Couriers leave booksellers aghast at ‘total shambles’
It was another dire Christmas for couriers, with several major delivery firms hit by troubles in December.
Yodel, a service used by Bertrams, stopped delivering for three days at the beginning of December as it struggled to meet demand after a flood of Black Friday online orders, but many bookshops reported unreliable or damaged deliveries continued up until Christmas. Bertrams switched to TNT in some areas, but that delivery service also came under pressure, and as CityLink went into administration on Christmas Eve, it failed to deliver parcels to bookshops on that day. Altogether, 54% of respondents to The Bookseller’s Independents Christmas Trading Survey reported problems with deliveries, with one simply saying: “Yodel had a shocker.”
Harry Wainwright, owner of the Oldfield Park Bookshop in Bath, said: “It was a complete and total shambles. It is easy to blame Yodel but responsibility lies with those who negotiated the contracts with the distributors. It was the worst Christmas I have known in more than 20 years. Moving books from a warehouse to a bookshop is not difficult, but put enough suits in enough hotels with enough flipcharts and it’s amazing what they will come up with.”
In north London, Camden Lock Books’ Jason Burley said: “CityLink went out of business and failed to deliver three boxes of orders on 24th December.” Some booksellers also reported that Gardners failed to deliver on Christmas Eve.

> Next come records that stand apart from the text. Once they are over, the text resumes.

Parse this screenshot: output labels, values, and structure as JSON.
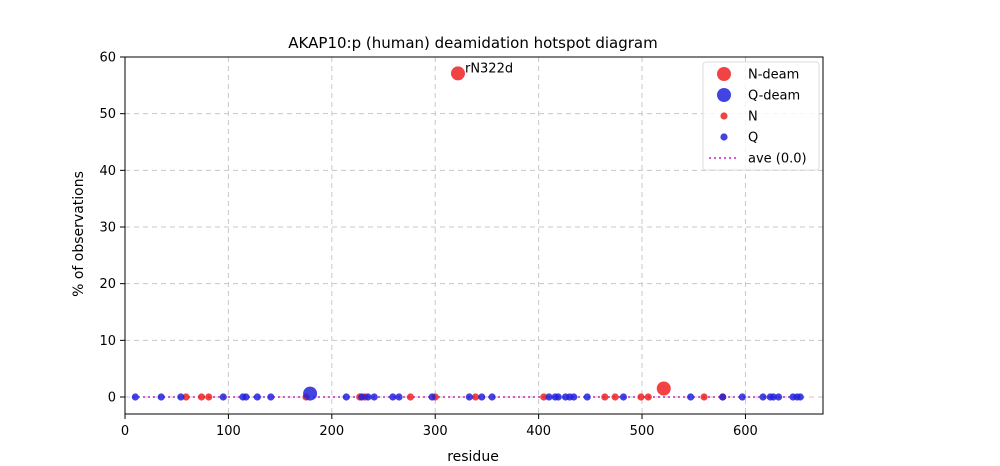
{
  "chart_data": {
    "type": "scatter",
    "title": "AKAP10:p (human) deamidation hotspot diagram",
    "xlabel": "residue",
    "ylabel": "% of observations",
    "xlim": [
      0,
      675
    ],
    "ylim": [
      -3,
      60
    ],
    "xticks": [
      0,
      100,
      200,
      300,
      400,
      500,
      600
    ],
    "yticks": [
      0,
      10,
      20,
      30,
      40,
      50,
      60
    ],
    "grid": true,
    "legend_position": "top-right",
    "colors": {
      "N": "#ee2222",
      "Q": "#2222dd",
      "ave": "#cc44cc"
    },
    "series": [
      {
        "name": "N-deam",
        "marker": "large",
        "color": "#ee2222",
        "points": [
          {
            "x": 322,
            "y": 57.1
          },
          {
            "x": 521,
            "y": 1.5
          }
        ]
      },
      {
        "name": "Q-deam",
        "marker": "large",
        "color": "#2222dd",
        "points": [
          {
            "x": 179,
            "y": 0.6
          }
        ]
      },
      {
        "name": "N",
        "marker": "small",
        "color": "#ee2222",
        "points": [
          {
            "x": 59,
            "y": 0
          },
          {
            "x": 74,
            "y": 0
          },
          {
            "x": 81,
            "y": 0
          },
          {
            "x": 175,
            "y": 0
          },
          {
            "x": 227,
            "y": 0
          },
          {
            "x": 232,
            "y": 0
          },
          {
            "x": 276,
            "y": 0
          },
          {
            "x": 300,
            "y": 0
          },
          {
            "x": 339,
            "y": 0
          },
          {
            "x": 405,
            "y": 0
          },
          {
            "x": 464,
            "y": 0
          },
          {
            "x": 474,
            "y": 0
          },
          {
            "x": 499,
            "y": 0
          },
          {
            "x": 506,
            "y": 0
          },
          {
            "x": 560,
            "y": 0
          },
          {
            "x": 578,
            "y": 0
          }
        ]
      },
      {
        "name": "Q",
        "marker": "small",
        "color": "#2222dd",
        "points": [
          {
            "x": 10,
            "y": 0
          },
          {
            "x": 35,
            "y": 0
          },
          {
            "x": 54,
            "y": 0
          },
          {
            "x": 95,
            "y": 0
          },
          {
            "x": 114,
            "y": 0
          },
          {
            "x": 117,
            "y": 0
          },
          {
            "x": 128,
            "y": 0
          },
          {
            "x": 141,
            "y": 0
          },
          {
            "x": 214,
            "y": 0
          },
          {
            "x": 229,
            "y": 0
          },
          {
            "x": 235,
            "y": 0
          },
          {
            "x": 241,
            "y": 0
          },
          {
            "x": 259,
            "y": 0
          },
          {
            "x": 265,
            "y": 0
          },
          {
            "x": 297,
            "y": 0
          },
          {
            "x": 333,
            "y": 0
          },
          {
            "x": 345,
            "y": 0
          },
          {
            "x": 355,
            "y": 0
          },
          {
            "x": 410,
            "y": 0
          },
          {
            "x": 416,
            "y": 0
          },
          {
            "x": 419,
            "y": 0
          },
          {
            "x": 426,
            "y": 0
          },
          {
            "x": 430,
            "y": 0
          },
          {
            "x": 434,
            "y": 0
          },
          {
            "x": 447,
            "y": 0
          },
          {
            "x": 482,
            "y": 0
          },
          {
            "x": 547,
            "y": 0
          },
          {
            "x": 578,
            "y": 0
          },
          {
            "x": 597,
            "y": 0
          },
          {
            "x": 617,
            "y": 0
          },
          {
            "x": 624,
            "y": 0
          },
          {
            "x": 627,
            "y": 0
          },
          {
            "x": 632,
            "y": 0
          },
          {
            "x": 646,
            "y": 0
          },
          {
            "x": 650,
            "y": 0
          },
          {
            "x": 653,
            "y": 0
          }
        ]
      }
    ],
    "average": {
      "name": "ave (0.0)",
      "value": 0.0,
      "style": "dotted",
      "color": "#cc44cc"
    },
    "annotations": [
      {
        "text": "rN322d",
        "x": 322,
        "y": 57.1
      }
    ]
  }
}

Sheryl Shurville of the Chorleywood Bookshop in Hertfordshire said: “Gardners let us down badly on Christmas Eve by not delivering to either shop.”
Bob Jackson, commercial director at Gardners, apologised to customers affected over the Christmas period. He said: “Unfortunately, owing to a system issue during the early evening of 23rd December, we were regrettably unable to pick and despatch a number of our UK customer orders in time to meet the carrier collection deadlines to ensure delivery on Christmas Eve. This incident was deeply frustrating for the team at Gardners, who had achieved an excellent service throughout the year.”